No geral, os modelos mais sofisticados — particularmente uma abordagem baseada em Transformer e uma rede adversarial generativa — apresentaram os menores erros médios, especialmente quando as lacunas eram curtas ou dispersas. Contudo, um método humilde — interpolação por linha reta — teve desempenho surpreendentemente bom, chegando perto desses modelos neurais em muitas situações. Ferramentas estatísticas que ignoravam a ordem das medições, como florestas aleatórias e equações encadeadas, ficaram atrás apesar de sua complexidade. A forma das lacunas também importou. Quando os valores estavam faltando ao acaso, todos os métodos pareceram melhores, oferecendo uma visão otimista demais de sua precisão. Buracos longos e contínuos no registro, especialmente ao longo de várias horas ou em um único sensor falho, provaram ser muito mais difíceis de preencher corretamente. Nesses cenários mais desafiadores, os melhores métodos de aprendizado profundo degradaram-se de forma mais gradual do que abordagens simples, mas os ganhos frequentemente foram modestos quando traduzidos para unidades reais de pressão arterial.
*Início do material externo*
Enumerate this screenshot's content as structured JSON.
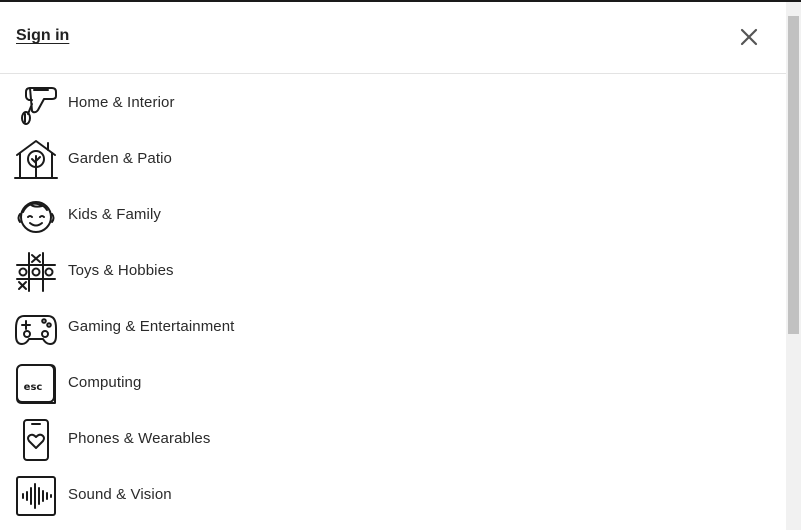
{
  "header": {
    "sign_in_label": "Sign in",
    "close_icon": "close-icon"
  },
  "menu": {
    "items": [
      {
        "label": "Home & Interior",
        "icon": "hand-mixer-icon"
      },
      {
        "label": "Garden & Patio",
        "icon": "house-tree-icon"
      },
      {
        "label": "Kids & Family",
        "icon": "child-face-icon"
      },
      {
        "label": "Toys & Hobbies",
        "icon": "tic-tac-toe-icon"
      },
      {
        "label": "Gaming & Entertainment",
        "icon": "gamepad-icon"
      },
      {
        "label": "Computing",
        "icon": "esc-key-icon"
      },
      {
        "label": "Phones & Wearables",
        "icon": "phone-heart-icon"
      },
      {
        "label": "Sound & Vision",
        "icon": "sound-wave-icon"
      }
    ]
  },
  "colors": {
    "icon_stroke": "#1a1a1a",
    "divider": "#e3e3e3",
    "scroll_thumb": "#c1c1c1",
    "scroll_track": "#f1f1f1"
  }
}
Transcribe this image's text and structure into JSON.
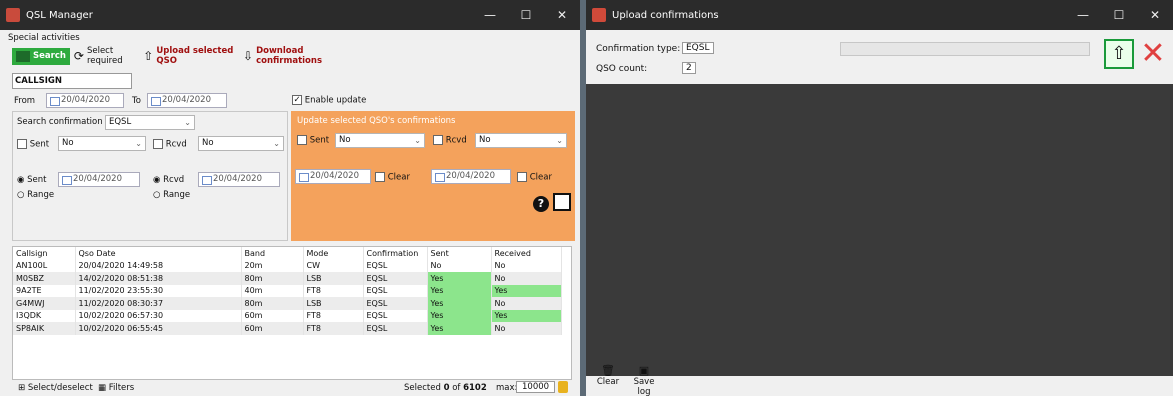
{
  "qsl": {
    "title": "QSL Manager",
    "special": "Special activities",
    "toolbar": {
      "search": "Search",
      "select_required": "Select required",
      "upload": "Upload selected QSO",
      "download": "Download confirmations"
    },
    "callsign": "CALLSIGN",
    "from_label": "From",
    "to_label": "To",
    "from_date": "20/04/2020",
    "to_date": "20/04/2020",
    "enable_update": "Enable update",
    "search_conf_label": "Search confirmation",
    "search_conf_value": "EQSL",
    "sent_label": "Sent",
    "sent_value": "No",
    "rcvd_label": "Rcvd",
    "rcvd_value": "No",
    "sent_date": "20/04/2020",
    "rcvd_date": "20/04/2020",
    "range_label": "Range",
    "update_title": "Update selected QSO's confirmations",
    "upd_sent_value": "No",
    "upd_rcvd_value": "No",
    "upd_sent_date": "20/04/2020",
    "upd_rcvd_date": "20/04/2020",
    "clear_label": "Clear",
    "headers": [
      "Callsign",
      "Qso Date",
      "Band",
      "Mode",
      "Confirmation",
      "Sent",
      "Received"
    ],
    "rows": [
      [
        "AN100L",
        "20/04/2020 14:49:58",
        "20m",
        "CW",
        "EQSL",
        "No",
        "No"
      ],
      [
        "M0SBZ",
        "14/02/2020 08:51:38",
        "80m",
        "LSB",
        "EQSL",
        "Yes",
        "No"
      ],
      [
        "9A2TE",
        "11/02/2020 23:55:30",
        "40m",
        "FT8",
        "EQSL",
        "Yes",
        "Yes"
      ],
      [
        "G4MWJ",
        "11/02/2020 08:30:37",
        "80m",
        "LSB",
        "EQSL",
        "Yes",
        "No"
      ],
      [
        "I3QDK",
        "10/02/2020 06:57:30",
        "60m",
        "FT8",
        "EQSL",
        "Yes",
        "Yes"
      ],
      [
        "SP8AIK",
        "10/02/2020 06:55:45",
        "60m",
        "FT8",
        "EQSL",
        "Yes",
        "No"
      ]
    ],
    "select_deselect": "Select/deselect",
    "filters": "Filters",
    "selected_label": "Selected",
    "selected_count": "0",
    "of_label": "of",
    "total_count": "6102",
    "max_label": "max:",
    "max_value": "10000"
  },
  "upload": {
    "title": "Upload confirmations",
    "conf_type_label": "Confirmation type:",
    "conf_type_value": "EQSL",
    "qso_count_label": "QSO count:",
    "qso_count_value": "2",
    "clear": "Clear",
    "save_log": "Save log"
  },
  "colors": {
    "orange": "#f4a25c",
    "green_yes": "#8ce58c",
    "search_btn": "#2eaa3e",
    "titlebar": "#2b2b2b",
    "log_bg": "#3a3a3a"
  },
  "icons": [
    "app-icon",
    "refresh-icon",
    "upload-icon",
    "download-icon",
    "help-icon",
    "save-icon",
    "lock-icon",
    "trash-icon",
    "close-icon"
  ]
}
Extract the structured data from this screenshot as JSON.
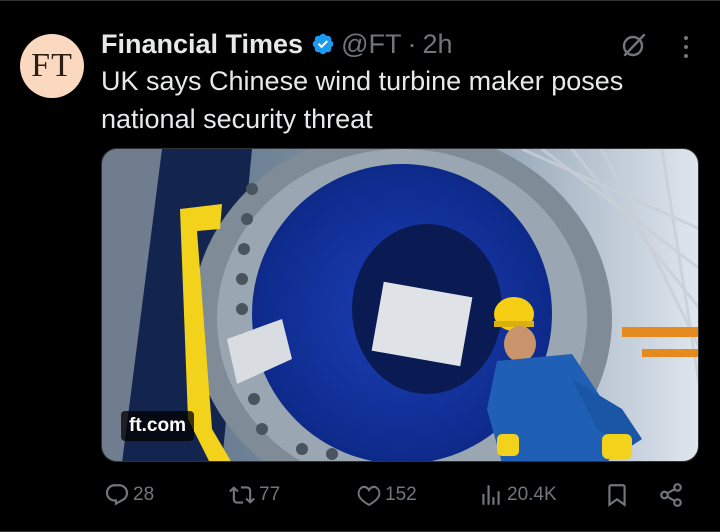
{
  "tweet": {
    "author_name": "Financial Times",
    "handle": "@FT",
    "separator": "·",
    "time": "2h",
    "avatar_text": "FT",
    "verified_icon": "verified-badge-icon",
    "text": "UK says Chinese wind turbine maker poses national security threat",
    "link_card": {
      "domain": "ft.com",
      "image_description_icon": "wind-turbine-photo"
    },
    "actions": {
      "replies": "28",
      "reposts": "77",
      "likes": "152",
      "views": "20.4K"
    }
  },
  "colors": {
    "background": "#000000",
    "text_primary": "#e7e9ea",
    "text_secondary": "#71767b",
    "verified_blue": "#1d9bf0",
    "avatar_bg": "#fbd8c0",
    "border": "#2f3336"
  },
  "icons": {
    "grok": "grok-slash-circle-icon",
    "more": "more-dots-icon",
    "reply": "reply-bubble-icon",
    "repost": "repost-arrows-icon",
    "like": "heart-icon",
    "views": "bar-chart-icon",
    "bookmark": "bookmark-icon",
    "share": "share-icon"
  }
}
Por que os achados importam para decisões à beira do leito

Para faixas de pressão arterial do dia a dia, a diferença entre os melhores modelos de aprendizado profundo e a interpolação direta foi frequentemente apenas alguns milímetros de mercúrio — tipicamente pequena demais para alterar a decisão de um médico. Ainda assim, todos os métodos, incluindo os mais avançados, apresentaram dificuldades quando a pressão arterial estava muito baixa ou muito alta — justamente os momentos em que o monitoramento cuidadoso é mais importante. O estudo conclui que escolher como lidar com dados faltantes na UTI tem tanto a ver com entender como e onde as lacunas ocorrem quanto com escolher o algoritmo mais recente. Modelos sofisticados podem oferecer ganhos incrementais, particularmente para lacunas mais longas ou complexas, mas métodos simples e transparentes podem ser mais do que adequados para muitos usos práticos. Crucialmente, preencher lacunas melhor não garante automaticamente modelos preditivos melhores; trabalhos futuros precisam testar como essas escolhas de reconstrução repercutem nas decisões clínicas reais.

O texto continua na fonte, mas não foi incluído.